頓時滋啦一聲,冒起一團白煙;香氣瞬間就彌漫開來。
如法炮制,六碗熱騰騰的油潑面算是做好了。
慶修笑眯眯的做了個請姿:“幾位叔伯,請吧!”
程咬金一雙大眼瞪的溜圓:“還能這樣吃?”
“手擀面還能這樣吃?”
“真是奇了。”
“撕撕,真香。”
慶修用筷子将油與蒜末青菜攪拌均勻,其他人紛紛效仿。
“老夫不客氣了。”程咬金快速攪拌均勻,端起比臉還大的巨碗滋溜就是一大口。
還沒咽下去,眼前一亮,然後埋頭就開始了滋溜滋溜。
不到二十秒的功夫,碗裏的油潑面就被消滅的幹幹淨淨。
“他娘的,這才叫吃飯。
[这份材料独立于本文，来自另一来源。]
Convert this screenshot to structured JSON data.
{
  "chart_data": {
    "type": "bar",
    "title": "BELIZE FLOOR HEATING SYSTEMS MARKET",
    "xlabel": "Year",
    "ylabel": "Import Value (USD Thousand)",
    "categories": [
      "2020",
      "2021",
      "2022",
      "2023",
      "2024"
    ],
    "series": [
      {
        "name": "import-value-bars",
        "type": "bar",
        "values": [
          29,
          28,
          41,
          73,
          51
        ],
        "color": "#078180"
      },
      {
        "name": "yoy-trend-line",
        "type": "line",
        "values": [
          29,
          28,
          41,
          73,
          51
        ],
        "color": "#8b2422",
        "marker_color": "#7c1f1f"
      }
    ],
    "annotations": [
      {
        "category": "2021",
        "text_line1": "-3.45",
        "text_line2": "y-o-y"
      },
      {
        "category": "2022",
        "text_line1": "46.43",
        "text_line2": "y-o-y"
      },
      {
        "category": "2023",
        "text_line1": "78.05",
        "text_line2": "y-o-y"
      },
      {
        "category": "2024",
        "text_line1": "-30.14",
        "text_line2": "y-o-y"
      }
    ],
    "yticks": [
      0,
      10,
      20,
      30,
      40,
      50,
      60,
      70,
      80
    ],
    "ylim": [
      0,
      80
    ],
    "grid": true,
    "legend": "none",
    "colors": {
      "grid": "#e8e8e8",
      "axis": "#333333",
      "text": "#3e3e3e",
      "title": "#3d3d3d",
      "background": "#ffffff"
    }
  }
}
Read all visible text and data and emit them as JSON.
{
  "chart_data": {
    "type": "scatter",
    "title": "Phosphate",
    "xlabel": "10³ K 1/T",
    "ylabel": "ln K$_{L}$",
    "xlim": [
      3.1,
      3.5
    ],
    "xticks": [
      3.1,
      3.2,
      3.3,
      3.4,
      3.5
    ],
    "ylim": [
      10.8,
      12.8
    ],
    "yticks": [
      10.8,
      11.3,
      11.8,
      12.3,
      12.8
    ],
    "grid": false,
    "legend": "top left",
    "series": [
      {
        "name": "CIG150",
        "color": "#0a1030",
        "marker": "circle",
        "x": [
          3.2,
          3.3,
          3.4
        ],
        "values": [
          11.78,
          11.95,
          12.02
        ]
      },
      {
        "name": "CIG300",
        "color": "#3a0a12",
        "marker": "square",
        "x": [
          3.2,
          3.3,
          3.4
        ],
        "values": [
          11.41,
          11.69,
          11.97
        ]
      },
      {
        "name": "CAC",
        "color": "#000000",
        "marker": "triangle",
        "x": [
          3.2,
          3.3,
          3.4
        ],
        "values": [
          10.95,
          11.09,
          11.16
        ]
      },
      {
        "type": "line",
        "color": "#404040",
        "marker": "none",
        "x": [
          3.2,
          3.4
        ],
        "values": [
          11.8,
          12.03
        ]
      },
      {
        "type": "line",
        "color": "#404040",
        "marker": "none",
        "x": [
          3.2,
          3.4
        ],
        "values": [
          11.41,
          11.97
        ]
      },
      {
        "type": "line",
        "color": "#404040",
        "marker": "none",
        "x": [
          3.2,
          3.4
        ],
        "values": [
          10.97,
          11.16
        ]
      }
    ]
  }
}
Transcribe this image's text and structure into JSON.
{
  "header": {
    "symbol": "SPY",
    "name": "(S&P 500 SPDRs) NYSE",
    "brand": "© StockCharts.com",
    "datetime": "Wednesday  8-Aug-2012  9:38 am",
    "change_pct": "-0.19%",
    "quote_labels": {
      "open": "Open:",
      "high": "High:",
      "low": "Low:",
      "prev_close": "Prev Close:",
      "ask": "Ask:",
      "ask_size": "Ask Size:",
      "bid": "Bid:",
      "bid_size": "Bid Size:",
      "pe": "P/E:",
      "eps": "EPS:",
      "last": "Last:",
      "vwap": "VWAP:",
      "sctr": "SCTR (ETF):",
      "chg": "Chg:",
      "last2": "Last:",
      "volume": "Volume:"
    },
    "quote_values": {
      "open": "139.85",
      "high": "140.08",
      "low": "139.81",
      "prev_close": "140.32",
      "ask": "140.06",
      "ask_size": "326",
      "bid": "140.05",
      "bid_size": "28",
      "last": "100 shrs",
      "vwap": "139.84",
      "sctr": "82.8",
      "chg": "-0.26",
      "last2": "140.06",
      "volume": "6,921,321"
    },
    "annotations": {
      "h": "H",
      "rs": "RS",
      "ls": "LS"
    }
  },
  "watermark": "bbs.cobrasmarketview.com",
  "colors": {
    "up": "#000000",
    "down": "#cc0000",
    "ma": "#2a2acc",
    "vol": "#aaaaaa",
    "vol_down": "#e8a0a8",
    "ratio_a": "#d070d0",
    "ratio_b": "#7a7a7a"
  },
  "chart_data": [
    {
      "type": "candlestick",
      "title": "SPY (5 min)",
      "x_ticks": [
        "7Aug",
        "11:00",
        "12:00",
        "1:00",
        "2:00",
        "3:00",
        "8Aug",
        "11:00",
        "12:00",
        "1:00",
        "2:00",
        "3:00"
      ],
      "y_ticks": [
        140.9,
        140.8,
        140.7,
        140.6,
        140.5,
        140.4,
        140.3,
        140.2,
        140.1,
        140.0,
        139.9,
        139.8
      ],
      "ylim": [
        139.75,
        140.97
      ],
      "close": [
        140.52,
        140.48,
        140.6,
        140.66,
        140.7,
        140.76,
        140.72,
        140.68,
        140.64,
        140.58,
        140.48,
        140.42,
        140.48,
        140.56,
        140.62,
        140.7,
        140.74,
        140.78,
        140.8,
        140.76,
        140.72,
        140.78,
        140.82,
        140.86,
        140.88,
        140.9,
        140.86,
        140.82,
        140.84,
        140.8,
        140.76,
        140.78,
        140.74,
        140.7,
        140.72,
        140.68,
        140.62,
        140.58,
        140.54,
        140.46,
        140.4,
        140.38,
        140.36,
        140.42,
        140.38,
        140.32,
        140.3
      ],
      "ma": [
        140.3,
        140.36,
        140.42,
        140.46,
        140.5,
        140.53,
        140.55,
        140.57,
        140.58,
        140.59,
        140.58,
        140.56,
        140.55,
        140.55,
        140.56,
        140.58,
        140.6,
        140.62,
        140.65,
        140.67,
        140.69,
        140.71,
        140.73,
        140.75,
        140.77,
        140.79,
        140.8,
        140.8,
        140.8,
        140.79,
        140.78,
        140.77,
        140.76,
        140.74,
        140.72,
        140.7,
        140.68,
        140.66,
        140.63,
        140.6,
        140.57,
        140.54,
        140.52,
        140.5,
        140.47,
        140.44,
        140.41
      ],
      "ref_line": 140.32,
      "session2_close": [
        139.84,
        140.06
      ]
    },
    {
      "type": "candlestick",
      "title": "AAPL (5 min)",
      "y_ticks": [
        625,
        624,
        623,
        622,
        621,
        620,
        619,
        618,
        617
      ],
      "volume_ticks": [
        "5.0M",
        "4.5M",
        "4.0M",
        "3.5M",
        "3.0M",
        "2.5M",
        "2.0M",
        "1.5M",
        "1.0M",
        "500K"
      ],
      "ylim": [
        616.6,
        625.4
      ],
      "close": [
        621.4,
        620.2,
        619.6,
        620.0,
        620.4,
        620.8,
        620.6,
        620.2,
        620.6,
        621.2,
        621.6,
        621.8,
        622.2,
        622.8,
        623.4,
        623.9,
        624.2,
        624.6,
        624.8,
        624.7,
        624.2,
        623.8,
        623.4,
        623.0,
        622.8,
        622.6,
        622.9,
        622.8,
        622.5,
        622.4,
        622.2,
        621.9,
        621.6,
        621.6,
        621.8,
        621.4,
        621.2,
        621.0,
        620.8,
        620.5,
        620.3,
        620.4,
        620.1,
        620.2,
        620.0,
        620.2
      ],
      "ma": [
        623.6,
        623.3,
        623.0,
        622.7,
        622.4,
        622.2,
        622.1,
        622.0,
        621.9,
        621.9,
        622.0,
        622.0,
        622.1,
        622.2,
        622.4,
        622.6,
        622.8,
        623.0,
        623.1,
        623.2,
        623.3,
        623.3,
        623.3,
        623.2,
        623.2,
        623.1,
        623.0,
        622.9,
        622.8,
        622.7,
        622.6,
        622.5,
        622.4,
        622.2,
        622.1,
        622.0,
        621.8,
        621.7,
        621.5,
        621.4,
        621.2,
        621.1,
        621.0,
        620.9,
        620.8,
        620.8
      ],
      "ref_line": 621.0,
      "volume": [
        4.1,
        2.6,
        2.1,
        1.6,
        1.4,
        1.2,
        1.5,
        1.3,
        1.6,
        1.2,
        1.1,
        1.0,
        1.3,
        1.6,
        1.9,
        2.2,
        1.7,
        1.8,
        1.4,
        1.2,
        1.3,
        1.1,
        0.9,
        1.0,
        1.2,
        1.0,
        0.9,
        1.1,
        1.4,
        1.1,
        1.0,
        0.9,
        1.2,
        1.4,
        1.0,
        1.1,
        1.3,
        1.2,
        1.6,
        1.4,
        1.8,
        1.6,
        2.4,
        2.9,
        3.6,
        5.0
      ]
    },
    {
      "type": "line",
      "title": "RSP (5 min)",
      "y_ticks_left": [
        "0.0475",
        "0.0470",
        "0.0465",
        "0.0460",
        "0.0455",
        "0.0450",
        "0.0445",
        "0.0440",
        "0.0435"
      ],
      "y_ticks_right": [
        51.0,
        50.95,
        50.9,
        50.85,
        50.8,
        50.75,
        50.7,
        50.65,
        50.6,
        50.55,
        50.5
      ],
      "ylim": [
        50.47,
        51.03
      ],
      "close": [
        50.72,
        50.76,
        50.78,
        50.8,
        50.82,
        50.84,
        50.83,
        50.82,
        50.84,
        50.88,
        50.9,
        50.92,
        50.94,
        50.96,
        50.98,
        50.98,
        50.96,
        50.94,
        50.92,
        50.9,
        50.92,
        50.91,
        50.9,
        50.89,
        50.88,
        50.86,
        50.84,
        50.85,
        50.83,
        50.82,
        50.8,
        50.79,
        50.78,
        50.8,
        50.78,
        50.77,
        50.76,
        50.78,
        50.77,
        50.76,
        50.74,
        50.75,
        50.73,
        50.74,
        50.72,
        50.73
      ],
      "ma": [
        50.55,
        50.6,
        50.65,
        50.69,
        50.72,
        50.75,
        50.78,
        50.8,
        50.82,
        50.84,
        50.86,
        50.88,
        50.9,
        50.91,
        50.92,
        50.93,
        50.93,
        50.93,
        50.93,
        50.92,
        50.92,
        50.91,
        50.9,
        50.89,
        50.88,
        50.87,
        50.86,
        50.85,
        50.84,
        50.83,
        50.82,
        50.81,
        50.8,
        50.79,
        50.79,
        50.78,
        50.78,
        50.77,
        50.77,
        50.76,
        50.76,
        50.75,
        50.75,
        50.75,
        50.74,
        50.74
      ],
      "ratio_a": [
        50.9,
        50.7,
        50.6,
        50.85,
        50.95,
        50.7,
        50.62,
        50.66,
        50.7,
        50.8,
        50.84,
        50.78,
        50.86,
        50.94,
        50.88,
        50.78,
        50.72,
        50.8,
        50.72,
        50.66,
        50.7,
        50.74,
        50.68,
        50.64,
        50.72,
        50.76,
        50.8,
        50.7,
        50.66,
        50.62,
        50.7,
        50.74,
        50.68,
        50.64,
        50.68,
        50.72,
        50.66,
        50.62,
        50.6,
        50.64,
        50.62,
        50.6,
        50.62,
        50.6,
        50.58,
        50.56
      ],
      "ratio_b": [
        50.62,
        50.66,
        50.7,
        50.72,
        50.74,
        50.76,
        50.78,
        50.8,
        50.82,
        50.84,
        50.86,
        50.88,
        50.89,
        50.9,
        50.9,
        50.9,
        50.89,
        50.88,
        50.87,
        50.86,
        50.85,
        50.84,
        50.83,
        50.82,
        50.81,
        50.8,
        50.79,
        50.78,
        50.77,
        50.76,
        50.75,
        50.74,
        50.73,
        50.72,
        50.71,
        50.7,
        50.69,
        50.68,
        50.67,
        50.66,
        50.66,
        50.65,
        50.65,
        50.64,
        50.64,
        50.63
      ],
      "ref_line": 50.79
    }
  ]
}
”程咬金閉着眼舔着嘴角,嘴裏還罵罵咧咧:“奶奶的,老子自诩吃遍了山珍海味,感情以往吃的飯食都是豬食啊。”
其他人嘴裏含糊不清的點頭附和,但誰也不敢放慢了速度。
“豬食?老程,你可别侮辱豬食了,就這油潑面,放在長安,八十個銅闆一碗,老夫天天吃他十碗八碗的,可惜,太少了。”
尉遲恭将飯碗往桌上一墩,扯着嗓子喊道:“再來一碗。”
“沒了。”
“沒了?啧啧,可惜。”
幾個國公都是意猶未盡。
但慶修卻對廚房喊道:“可以上菜了。”
緊接着,幾個廚娘開始往外端菜,整個院子都被四溢的香氣籠罩在内。
炒菜被端上桌的一刹那,他們都不淡定了。
“還有這樣吃飯的?裏面怎會沒有湯水?”
“奇怪,幹菜?”
“聞着真香啊。”
“啧啧,這才叫飯啊,原來我家一直都在糟蹋糧食。”
“他娘的,回家就把家裏的廚子打一頓,還說自己是什麽名廚的大弟子,純純的忽悠老夫。”
秦瓊好奇的問道:“慶候,你這菜沒有湯水,是如何做成的?”
他們所有人都是吃炖菜和烤肉過來的,哪裏見過炒菜?
慶修解釋道:“這是炒菜……。”
解釋一番後,衆人對炒菜也有了個新的概念,決定回家就讓自家的廚子露一手。
雖然幾個小廚娘的手藝比不上自己和玉娘,但也絕對比市面上的那些廚子強的離譜,随便拉出去一個都能開個生意火爆的酒樓了。
尉遲恭指了指慶修面前的酒壇子,嘿嘿笑道:“不急,你先把酒打開。”
慶修将酒封拆開,一股濃郁的酒氣彌漫開來。
“撕,這酒香怎會如此濃郁?”尉遲恭猛地一下子起身,震驚中帶着貪婪。
程咬金伸長了脖子往酒壇子裏看,就差把腦袋鑽進去,使勁的聞了聞,贊歎道:“好酒,好酒啊,就沖這酒香,就比三勒漿強了百倍。”
“來來來,先給老夫來一碗。”秦瓊已經拿着碗在一旁等着了。
慶修吩咐一個廚娘給他倒了一碗,提醒道:“翼國公,你體虛,不宜飲酒,此酒剛烈,慎重!”
秦瓊可不會像李二那樣一口幹下去,而是抿了一小口。
“好,好酒,哈哈,能飲如此好酒,也不枉此生了。”
說完就又是一大口下肚,臉頓時也跟着紅了起來。
衆人品嘗後,都對這酒贊不絕口。
不大會兒的功夫,尉遲恭就已經喝的搖搖晃晃,晃了晃空空如也的酒壇子,擡頭問道:“慶候,你從何處購買此酒?告知老夫,老夫也去弄他百八十壇,如此好酒,需家中常備。”
其他人也都豎起了耳朵,決定回去就買個百八十壇一下子喝個夠。
一頓飯下來,雖然大家都熟絡起來,但這并不影響慶修坑他們的錢。
都是食邑千戶的國公,每年的糧租都有幾千兩銀子,再加上俸祿和一些賞賜,哪一個不是巨富之家?